The big regex is the date validator. I've talked about that enough in the past so I'm not going to go into detail about how it works just trust me that it does. Basics are 4-digits years, one or two digit months and days. You have a choice of three date separators a peiod (.), a hyphen (-) or a forward slash (/), Which ever one you chose you have to be consistent. There have been a few modifications from my original date regex to expand the time span it checks against and exclude missing day from the switch from Julian to Gregorian in 1592. but most apps won't push up against the old boundaries.

The default format checked is dd/mm/yyyy

The function take a optional second parameter that lets you specify other formats of or dd-mm-yyyy but passing “ymd” or “dmy” respectively.

If the second argument is passed the given alternate format is converted to the default format for testing by the use of one of two of simple regex replace operations. Nothing really fancy The month, day and years are moved around to get to mm-dd-yyyy format.

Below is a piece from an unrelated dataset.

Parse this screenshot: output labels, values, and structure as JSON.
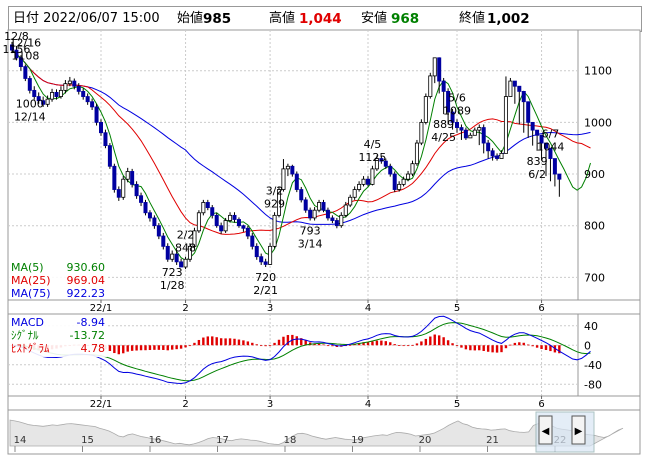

For this I just kept it simple and handle the most common numerical date formats. For general webpage validation this function is perfectly viable. You could have taken my date regexes for all the various format and used each on base on the format. The advantage of just using one date regex is maintenance is easier. Not that the pattern needs any maintenance but if it did there is only one complex regex to deal with instead of three. Also with one regex you can't play around with other checks by using the match. I did that while playing around with this but not including that here. And while writing this I thought of a couple other things I could build off of this.

Anyway there you have it. Three regexes, one scary two simple, and a few lines of code to validate dates in 3 formats.